Numbers show the push. Biohub plans to lift capacity to ten thousand GPUs by 2028, up from today’s thousand. Chan calls compute the new lab space, because it trains models, simulates biology, and frees time for wet-lab validation. More compute lets models train longer each night.

The research roadmap names four challenges, including using AI to reprogram the immune system. Early detection, better prevention, and smarter treatments could follow from that effort. If models compress cycles, then projects that took years might finish in months, with fewer dead ends. For Zuckerberg and Chan, that challenge anchors the plan.

Ambition runs high, and the language reflects it. Biohub says progress at this pace could unlock frontier medicine, because platforms compound. When code, data, and assays reinforce one another, the loop tightens and ideas turn into tools that scientists can share. Shared code reduces duplication and speeds review cycles.

Leadership changes and a clearer science-first identity

People and roles are shifting to fit the plan. COO Josué Estrada will step down in March, and operations will fold under science lead Marc Malandro. Putting a scientist in the number-two seat signals priorities and should cut steps between labs and leadership. It should simplify cross-team decisions.

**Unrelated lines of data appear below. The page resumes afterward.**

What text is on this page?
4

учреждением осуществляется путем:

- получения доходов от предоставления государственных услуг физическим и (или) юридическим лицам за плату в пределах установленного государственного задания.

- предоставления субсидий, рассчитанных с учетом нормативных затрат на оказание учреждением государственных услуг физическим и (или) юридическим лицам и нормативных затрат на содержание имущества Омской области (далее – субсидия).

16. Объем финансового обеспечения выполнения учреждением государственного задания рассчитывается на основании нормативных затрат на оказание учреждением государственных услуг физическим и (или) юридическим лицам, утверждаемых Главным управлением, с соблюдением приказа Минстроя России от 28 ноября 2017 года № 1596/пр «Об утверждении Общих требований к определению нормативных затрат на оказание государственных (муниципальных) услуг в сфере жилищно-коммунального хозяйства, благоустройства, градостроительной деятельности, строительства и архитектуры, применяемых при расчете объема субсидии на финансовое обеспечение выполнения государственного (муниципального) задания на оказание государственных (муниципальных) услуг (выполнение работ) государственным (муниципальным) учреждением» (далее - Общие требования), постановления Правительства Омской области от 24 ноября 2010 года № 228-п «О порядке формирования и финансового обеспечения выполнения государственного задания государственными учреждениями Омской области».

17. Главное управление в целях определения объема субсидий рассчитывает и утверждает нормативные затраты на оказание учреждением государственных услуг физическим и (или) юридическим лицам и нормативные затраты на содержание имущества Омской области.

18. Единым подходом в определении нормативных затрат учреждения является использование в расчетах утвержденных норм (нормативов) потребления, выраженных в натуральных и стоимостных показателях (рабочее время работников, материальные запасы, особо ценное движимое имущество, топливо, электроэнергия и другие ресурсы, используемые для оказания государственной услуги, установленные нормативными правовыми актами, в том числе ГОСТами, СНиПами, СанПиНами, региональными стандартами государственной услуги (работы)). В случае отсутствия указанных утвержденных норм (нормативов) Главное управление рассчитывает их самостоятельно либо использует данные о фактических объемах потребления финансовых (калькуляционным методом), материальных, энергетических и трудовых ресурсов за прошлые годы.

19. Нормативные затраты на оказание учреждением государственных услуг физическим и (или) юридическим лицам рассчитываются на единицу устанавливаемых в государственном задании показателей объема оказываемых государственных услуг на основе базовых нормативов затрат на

Internal notes echoed the theme of speed, though leaders admitted details will take time. Because the map is still forming, teams expect iteration, not grand redesign. Staff heard a once-in-a-century chance to push cell science forward as AI and biology converge. Expect milestones, not big reveals.

Even with a pivot, Zuckerberg and Chan stress continuity. They will keep investing in local communities and public schools, while the biggest bets move to research. A unified mission, they argue, can support both without spreading resources thin across unrelated tracks. They want programs that last.

Shifts from education, and what remains in place

As one of the best-funded philanthropies, CZI’s tilt toward science did not surprise staff who saw earlier changes. Last year, CZI reduced education roles by dozens and paused its policy grants for that area. A broader platform gave way to narrower point solutions, with fewer features and sharper goals to improve traction. That reset shaped expectations.

Hiring reflects the reset. As of November 10, CZI listed multiple AI roles, and Biohub posted lab openings. The message to candidates stays consistent: come for the compute and the mission, rather than a salary built to match Big Tech. Open roles clearly signal priorities.

At the same time, Zuckerberg and Chan say they are not chasing size. They are building an AI core, while Biohub adds sites where it helps the work. Because capacity comes from clusters, not walls, the budget favors GPUs over concrete and furniture. That math guides tradeoffs quarterly.

What this bet on AI-powered biology could unlock next

A tighter focus and larger clusters add up to a simple wager. If compute lets small teams test ideas faster, Zuckerberg and Chan could see breakthroughs arrive earlier. They will still support classrooms and neighbors, yet science now leads the way, because momentum grows where tools align.